Only 9 percent of Russians are making hard currency savings. Source: Getty Images
Russians have had to adjust their consumer behavior to the ongoing economic crisis. Some 62 percent of them have switched to buying cheaper food and goods (against 58 percent in January), the Russian Public Opinion Study Center (VTsIOM) said.
The number of people who have been buying fewer goods and spending less on their entertainment or have stopped doing so at all more than six months ago has markedly grown (from 21 percent in January to 37 percent in September), VTsIOM said, presenting a poll of 1,600 individuals held in 130 populated localities in 46 regions on September 26-27.
Another 20 percent said they had been acting in that manner for the past six months, and 7 percent began to spend less on food, goods or entertainment or stopped making some purchases in the past month (23 percent in January).

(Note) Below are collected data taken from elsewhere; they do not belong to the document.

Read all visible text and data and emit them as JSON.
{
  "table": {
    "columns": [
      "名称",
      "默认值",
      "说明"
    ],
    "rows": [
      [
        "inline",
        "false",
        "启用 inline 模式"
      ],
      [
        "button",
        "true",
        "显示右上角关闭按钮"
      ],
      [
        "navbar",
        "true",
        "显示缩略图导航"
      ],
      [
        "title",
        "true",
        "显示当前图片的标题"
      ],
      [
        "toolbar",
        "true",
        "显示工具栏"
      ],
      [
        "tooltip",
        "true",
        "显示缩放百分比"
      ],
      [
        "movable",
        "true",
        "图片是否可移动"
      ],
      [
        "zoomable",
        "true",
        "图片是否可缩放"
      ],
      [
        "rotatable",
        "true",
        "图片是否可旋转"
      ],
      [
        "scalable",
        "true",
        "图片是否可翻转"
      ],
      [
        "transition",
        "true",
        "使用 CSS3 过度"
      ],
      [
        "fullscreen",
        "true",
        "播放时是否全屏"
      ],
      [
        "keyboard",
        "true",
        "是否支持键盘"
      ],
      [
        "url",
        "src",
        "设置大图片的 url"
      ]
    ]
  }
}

The percentage of respondents who set no limits to their consumption of goods and services has been stable, 34 percent both in January and in September.
Thirty-eight percent of Russians make food reserves, and 36 percent grow more vegetables and fruit in their vegetable gardens and make their own jams and preserves. Thirty-five percent are looking for higher pay or extra jobs.
About a third (31 percent) are spending their savings on daily needs, 24 percent borrow money from banks, 26 percent borrow from their acquaintances and 23 percent accept gratis aid from their families. Only 9 percent are making hard currency savings and 5 percent are selling valuable property.